Chart: USDJPY - quarterly roll effect, round four?
USDJPY nearly rose to 115.00 this morning before easing back as the recent rally has only seen modest support from longer US treasury yields, normally a critical coincident indicator for JPY weakness. Other indicators, like strong energy prices and strong risky assets of late (especially EM) are more fitting with JPY weakness. It is certainly worth noting the clear signs this year that quarter-to-quarter rollovers have seen strong surges higher in USDJPY into quarter-end, followed by at least a solid mean reversion once the quarterly roll has passed. Are we set for another one of these into next week? Certainly worth keeping an eye on.
Other bits and pieces.
Interesting to note the fairly aggressive rally in AUDNZD into year-end that seems short on drivers, at least in relative rate terms, although some of the attractiveness for the Aussie is likely in the anticipation of more upside potential on a post-pandemic rebound relative to New Zealand, which saw fewer limitations, as well as the anticipation of more stimulus to arrive from China. Elsewhere, NOK is performing strongly on Norwegian rates almost recovering the highs prior to the omicron variant announcement. SEK looks a bit unfairly priced relative to the strong equity market, though it saw a bounce today and may have been a bit under the NOK’s thumb recently in the crosses.
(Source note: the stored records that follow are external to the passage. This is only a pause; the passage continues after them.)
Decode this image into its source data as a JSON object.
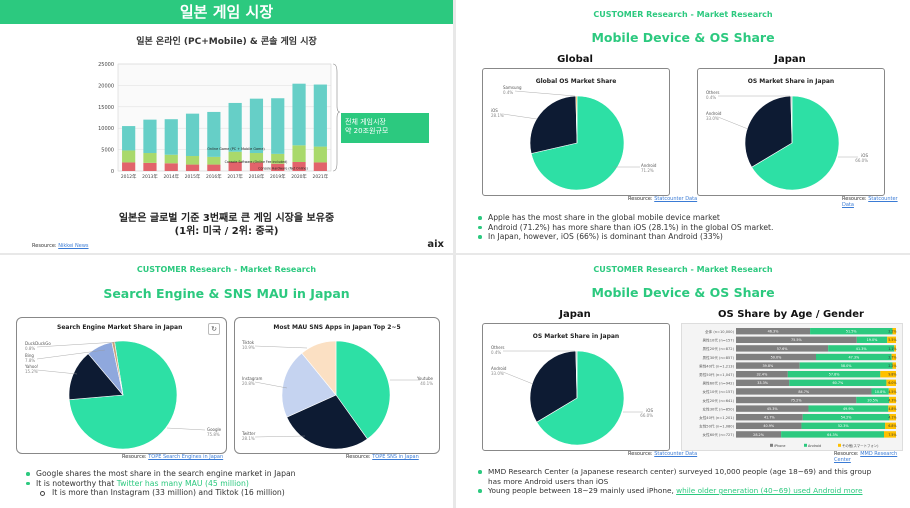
{
  "slide1": {
    "banner": "일본 게임 시장",
    "chart_title": "일본 온라인 (PC+Mobile) & 콘솔 게임 시장",
    "callout": [
      "전체 게임시장",
      "약 20조원규모"
    ],
    "segment_labels": [
      "Online Game (PC + Mobile Game)",
      "Console Software (Online Fee included)",
      "Console Hardware (Net Online)"
    ],
    "caption_line1": "일본은 글로벌 기준 3번째로 큰 게임 시장을 보유중",
    "caption_line2": "(1위: 미국 / 2위: 중국)",
    "resource_label": "Resource:",
    "resource_link": "Nikkei News",
    "logo": "aix",
    "colors": {
      "online": "#66cfc7",
      "software": "#a9d96b",
      "hardware": "#e2636b",
      "accent": "#2cc97f"
    }
  },
  "chart_data": [
    {
      "type": "bar",
      "title": "일본 온라인 (PC+Mobile) & 콘솔 게임 시장",
      "categories": [
        "2012年",
        "2013年",
        "2014年",
        "2015年",
        "2016年",
        "2017年",
        "2018年",
        "2019年",
        "2020年",
        "2021年"
      ],
      "series": [
        {
          "name": "Console Hardware (Net Online)",
          "values": [
            2000,
            1900,
            1800,
            1500,
            1500,
            2100,
            2000,
            1700,
            2100,
            2000
          ]
        },
        {
          "name": "Console Software (Online Fee included)",
          "values": [
            2800,
            2300,
            2000,
            2000,
            1800,
            2400,
            2200,
            2300,
            3900,
            3700
          ]
        },
        {
          "name": "Online Game (PC + Mobile Game)",
          "values": [
            5700,
            7800,
            8300,
            9900,
            10500,
            11400,
            12700,
            13000,
            14400,
            14500
          ]
        }
      ],
      "y_ticks": [
        "0",
        "5000",
        "10000",
        "15000",
        "20000",
        "25000"
      ],
      "ylim": [
        0,
        25000
      ],
      "stacked": true
    },
    {
      "type": "pie",
      "title": "Global OS Market Share",
      "labels": [
        "Android",
        "iOS",
        "Samsung"
      ],
      "values": [
        71.2,
        28.1,
        0.4
      ],
      "value_labels": [
        "71.2%",
        "28.1%",
        "0.4%"
      ],
      "colors": [
        "#2de0a5",
        "#0d1b33",
        "#f5a623"
      ]
    },
    {
      "type": "pie",
      "title": "OS Market Share in Japan",
      "labels": [
        "iOS",
        "Android",
        "Others"
      ],
      "values": [
        66,
        33,
        0.4
      ],
      "value_labels": [
        "66.0%",
        "33.0%",
        "0.4%"
      ],
      "colors": [
        "#2de0a5",
        "#0d1b33",
        "#bbbbbb"
      ]
    },
    {
      "type": "pie",
      "title": "Search Engine Market Share in Japan",
      "labels": [
        "Google",
        "Yahoo!",
        "Bing",
        "DuckDuckGo"
      ],
      "values": [
        75.8,
        15.2,
        7.8,
        0.8
      ],
      "value_labels": [
        "75.8%",
        "15.2%",
        "7.8%",
        "0.8%"
      ],
      "colors": [
        "#2de0a5",
        "#0d1b33",
        "#8fa8dd",
        "#c9a27b"
      ]
    },
    {
      "type": "pie",
      "title": "Most MAU SNS Apps in Japan Top 2~5",
      "labels": [
        "Youtube",
        "Twitter",
        "Instagram",
        "Tiktok"
      ],
      "values": [
        40.1,
        28.1,
        20.8,
        10.9
      ],
      "value_labels": [
        "40.1%",
        "28.1%",
        "20.8%",
        "10.9%"
      ],
      "colors": [
        "#2de0a5",
        "#0d1b33",
        "#c5d3f0",
        "#fbe0c3"
      ]
    },
    {
      "type": "pie",
      "title": "OS Market Share in Japan",
      "labels": [
        "iOS",
        "Android",
        "Others"
      ],
      "values": [
        66,
        33,
        0.4
      ],
      "value_labels": [
        "66.0%",
        "33.0%",
        "0.4%"
      ],
      "colors": [
        "#2de0a5",
        "#0d1b33",
        "#bbbbbb"
      ]
    },
    {
      "type": "bar",
      "title": "OS Share by Age / Gender",
      "orientation": "horizontal",
      "stacked": true,
      "categories": [
        "全体 (n=10,000)",
        "男性10代 (n=157)",
        "男性20代 (n=872)",
        "男性30代 (n=857)",
        "男性40代 (n=1,213)",
        "男性50代 (n=1,047)",
        "男性60代 (n=942)",
        "女性10代 (n=157)",
        "女性20代 (n=641)",
        "女性30代 (n=850)",
        "女性40代 (n=1,201)",
        "女性50代 (n=1,080)",
        "女性60代 (n=727)"
      ],
      "series": [
        {
          "name": "iPhone",
          "values": [
            46.3,
            75.5,
            57.6,
            50.0,
            39.8,
            32.4,
            33.3,
            84.7,
            75.2,
            45.3,
            41.7,
            40.9,
            28.2
          ]
        },
        {
          "name": "Android",
          "values": [
            51.5,
            19.0,
            41.3,
            47.3,
            58.0,
            57.8,
            60.7,
            10.8,
            20.5,
            49.9,
            54.2,
            52.3,
            64.3
          ]
        },
        {
          "name": "その他(スマートフォン)",
          "values": [
            2.2,
            5.5,
            1.1,
            2.7,
            2.2,
            9.8,
            6.0,
            4.5,
            4.3,
            4.8,
            4.1,
            6.8,
            7.5
          ]
        }
      ],
      "value_labels": {
        "iPhone": [
          "46.3%",
          "75.5%",
          "57.6%",
          "50.0%",
          "39.8%",
          "32.4%",
          "33.3%",
          "84.7%",
          "75.2%",
          "45.3%",
          "41.7%",
          "40.9%",
          "28.2%"
        ],
        "Android": [
          "51.5%",
          "19.0%",
          "41.3%",
          "47.3%",
          "58.0%",
          "57.8%",
          "60.7%",
          "10.8%",
          "20.5%",
          "49.9%",
          "54.2%",
          "52.3%",
          "64.3%"
        ],
        "その他(スマートフォン)": [
          "2.2%",
          "5.5%",
          "1.1%",
          "2.7%",
          "2.2%",
          "9.8%",
          "6.0%",
          "4.5%",
          "4.3%",
          "4.8%",
          "4.1%",
          "6.8%",
          "7.5%"
        ]
      },
      "legend": [
        "iPhone",
        "Android",
        "その他(スマートフォン)"
      ],
      "colors": [
        "#7f7f7f",
        "#2cc97f",
        "#ffc000"
      ]
    }
  ],
  "slide2": {
    "kicker": "CUSTOMER Research - Market Research",
    "title": "Mobile Device & OS Share",
    "col_left": "Global",
    "col_right": "Japan",
    "resource_label": "Resource:",
    "resource_link": "Statcounter Data",
    "bullets": [
      "Apple has the most share in the global mobile device market",
      "Android (71.2%) has more share than iOS (28.1%) in the global OS market.",
      "In Japan, however, iOS (66%) is dominant than Android (33%)"
    ]
  },
  "slide3": {
    "kicker": "CUSTOMER Research - Market Research",
    "title": "Search Engine & SNS MAU in Japan",
    "resource_left_label": "Resource:",
    "resource_left_link": "TOPE Search Engines in Japan",
    "resource_right_label": "Resource:",
    "resource_right_link": "TOPE SNS in Japan",
    "bullet1": "Google shares the most share in the search engine market in Japan",
    "bullet2_prefix": "It is noteworthy that ",
    "bullet2_highlight": "Twitter has many MAU (45 million)",
    "sub_bullet": "It is more than Instagram (33 million) and Tiktok (16 million)"
  },
  "slide4": {
    "kicker": "CUSTOMER Research - Market Research",
    "title": "Mobile Device & OS Share",
    "col_left": "Japan",
    "col_right": "OS Share by Age / Gender",
    "resource_label": "Resource:",
    "resource_left_link": "Statcounter Data",
    "resource_right_link": "MMD Research Center",
    "bullet1_line1": "MMD Research Center (a Japanese research center) surveyed 10,000 people (age 18~69) and this group",
    "bullet1_line2": "has more Android users than iOS",
    "bullet2_prefix": "Young people between 18~29 mainly used iPhone, ",
    "bullet2_link": "while older generation (40~69) used Android more"
  }
}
EURCHF is under pressure again – still thinking that the SNB will only put up a major fight closer to parity.
Table: FX Board of G10 and CNH trend evolution and strength
Not much to report here save for the JPY weakness and the NOK strength as we watch and see how the early days of 2022 take shape.
Table: FX Board Trend Scoreboard for individual pairs.
Note that EURUSD is trying to flip up to a “positive trend” since yesterday, but the entirety of December’s trading action has been within the range of the last week of November, though the chart certainly look spring loaded to do move out of the tight range in the first weeks of 2022. Elsewhere, the oldest trend on the table, the 77-day EURCNH downtrend, looks about set to reverse, encouraged by recent signs that China is against a stronger currency.